Posted by: Lora Lucero | Jan 13, 2012 6:24:59 PM
Yes, candidates should talk about issues - and talk particularly about their understandings and approaches to those issues (rather than simply going gaseous about how this or that is an issue).
But saying "they should talk more about the issues!!11ONE!" is a waste of time.
Even saying 'they should talk more about MY issue!!" is a waste of time.
Everybody has issues. Lots of people have lots of different issues. Some people are worried about fiat money. Some people are worried about habeas corpus and deprivations of life and liberty without due process. Some people are worried about colonizing Mars. You want to talk about the People's Budget.
Why? What's important about it? What's the right position to take? What are the considerations?
You've got to make the case that (a) this is something worth talking about; and (b) give people some help in figuring out how to understand what's being said.
Admittedly I didn't do a good job of explaining why increasing the deficit is important - I simply left it strongly implied that if we followed Mr Goodenow's plan we'd make most people in the country a lot poorer. Some people may be wondering 'so what's wrong with making most Americans pooer?' But I think I did a fairly decent job of pointing in the right direction. And I did, in fact, tie the general discussion back to the position actually taken by one of the candidates.

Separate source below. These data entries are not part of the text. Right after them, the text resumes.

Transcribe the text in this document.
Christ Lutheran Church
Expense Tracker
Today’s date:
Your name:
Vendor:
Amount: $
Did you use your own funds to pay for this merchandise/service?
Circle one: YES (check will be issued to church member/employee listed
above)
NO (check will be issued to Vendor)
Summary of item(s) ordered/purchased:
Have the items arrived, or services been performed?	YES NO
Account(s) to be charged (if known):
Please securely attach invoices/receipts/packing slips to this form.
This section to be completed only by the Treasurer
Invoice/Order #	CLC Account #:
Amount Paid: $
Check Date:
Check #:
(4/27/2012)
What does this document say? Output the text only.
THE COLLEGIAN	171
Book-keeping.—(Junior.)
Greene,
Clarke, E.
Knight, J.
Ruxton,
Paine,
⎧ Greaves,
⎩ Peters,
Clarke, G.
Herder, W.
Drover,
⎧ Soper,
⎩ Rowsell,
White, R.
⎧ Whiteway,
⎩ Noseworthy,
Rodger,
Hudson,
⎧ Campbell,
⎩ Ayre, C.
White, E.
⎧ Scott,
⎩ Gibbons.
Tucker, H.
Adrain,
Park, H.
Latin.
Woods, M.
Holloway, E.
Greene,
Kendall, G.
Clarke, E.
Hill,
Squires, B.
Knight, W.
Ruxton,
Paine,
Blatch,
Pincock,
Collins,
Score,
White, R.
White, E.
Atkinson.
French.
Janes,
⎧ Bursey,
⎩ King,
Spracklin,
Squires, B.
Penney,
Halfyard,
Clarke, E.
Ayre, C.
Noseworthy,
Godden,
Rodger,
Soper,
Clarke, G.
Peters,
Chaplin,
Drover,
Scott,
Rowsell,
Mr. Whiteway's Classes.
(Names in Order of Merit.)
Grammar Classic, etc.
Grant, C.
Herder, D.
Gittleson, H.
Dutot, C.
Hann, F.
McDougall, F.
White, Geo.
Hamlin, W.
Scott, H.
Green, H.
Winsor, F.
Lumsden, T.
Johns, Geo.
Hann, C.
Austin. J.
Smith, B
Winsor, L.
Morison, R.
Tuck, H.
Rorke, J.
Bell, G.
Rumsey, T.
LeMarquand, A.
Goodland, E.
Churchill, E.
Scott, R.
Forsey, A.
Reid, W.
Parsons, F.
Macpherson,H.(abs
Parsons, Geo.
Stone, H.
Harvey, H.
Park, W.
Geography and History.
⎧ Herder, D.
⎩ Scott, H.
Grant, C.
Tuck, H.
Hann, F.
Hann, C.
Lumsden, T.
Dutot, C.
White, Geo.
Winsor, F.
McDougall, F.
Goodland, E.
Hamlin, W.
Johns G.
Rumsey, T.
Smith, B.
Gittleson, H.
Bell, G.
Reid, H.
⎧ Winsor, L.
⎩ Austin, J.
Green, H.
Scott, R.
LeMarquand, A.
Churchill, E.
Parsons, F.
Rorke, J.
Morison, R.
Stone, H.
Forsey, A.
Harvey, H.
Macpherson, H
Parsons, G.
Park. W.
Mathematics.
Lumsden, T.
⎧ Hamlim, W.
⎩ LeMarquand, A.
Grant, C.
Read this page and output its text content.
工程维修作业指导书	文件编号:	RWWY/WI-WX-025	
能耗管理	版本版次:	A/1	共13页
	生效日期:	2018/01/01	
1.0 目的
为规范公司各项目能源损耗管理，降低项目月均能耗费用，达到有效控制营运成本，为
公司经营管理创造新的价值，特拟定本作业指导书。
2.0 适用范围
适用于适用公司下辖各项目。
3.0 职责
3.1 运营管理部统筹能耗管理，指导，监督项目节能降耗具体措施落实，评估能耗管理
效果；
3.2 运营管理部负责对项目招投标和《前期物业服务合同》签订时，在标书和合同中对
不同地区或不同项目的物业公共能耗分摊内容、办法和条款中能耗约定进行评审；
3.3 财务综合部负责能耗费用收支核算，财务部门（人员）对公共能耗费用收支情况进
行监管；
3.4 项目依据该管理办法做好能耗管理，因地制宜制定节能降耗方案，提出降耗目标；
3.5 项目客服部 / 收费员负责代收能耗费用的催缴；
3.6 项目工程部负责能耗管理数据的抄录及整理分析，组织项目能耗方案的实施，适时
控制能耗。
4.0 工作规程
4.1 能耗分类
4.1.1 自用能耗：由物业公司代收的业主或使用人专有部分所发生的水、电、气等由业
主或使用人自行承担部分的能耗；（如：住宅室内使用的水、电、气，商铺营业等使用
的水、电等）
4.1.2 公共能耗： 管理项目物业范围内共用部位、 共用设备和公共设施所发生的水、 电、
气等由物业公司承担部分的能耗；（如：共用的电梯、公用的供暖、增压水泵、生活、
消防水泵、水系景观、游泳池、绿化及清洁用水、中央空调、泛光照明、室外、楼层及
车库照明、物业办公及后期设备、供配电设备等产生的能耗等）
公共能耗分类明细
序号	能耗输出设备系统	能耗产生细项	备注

For what it's worth, I did hear Mr Balderas at the DFNM meeting. When asked about how he go about reducing unemployment, the only thing he could come up with was "tax cuts" - an obviously lame and backwards approach.
Mr Goodenow simply throws a lot of sand into the air. He mentions this, and that, and fourteen other things - without actually making the case for any of them. Thus, when he's so obviously and blatantly wrong about one of them, one has to wonder whether he understands or really cares about any of them.
So go ahead. Tell us what to think
about the People's Budget, and why it's important, and what it means. Then tell us what you've done about finding out the candidates' positions. Don't just point and say "thar she blows, an issue!"
Posted by: Michael H Schneider | Jan 13, 2012 7:26:37 PM
Michael Schneider = permanent ignore
I should have known better.
Posted by: Lora Lucero | Jan 14, 2012 6:54:32 PM
I really couldn't have invented a better example of my point if I'd thought about it for a week:
"Michael Schneider = permanent ignore"
I've been trying to say "don't talk about talking about issues, just talk about the issues." Don't talk about it, do it.
So instead of simply ignoring me, you have to talk about how you're going to ignore me.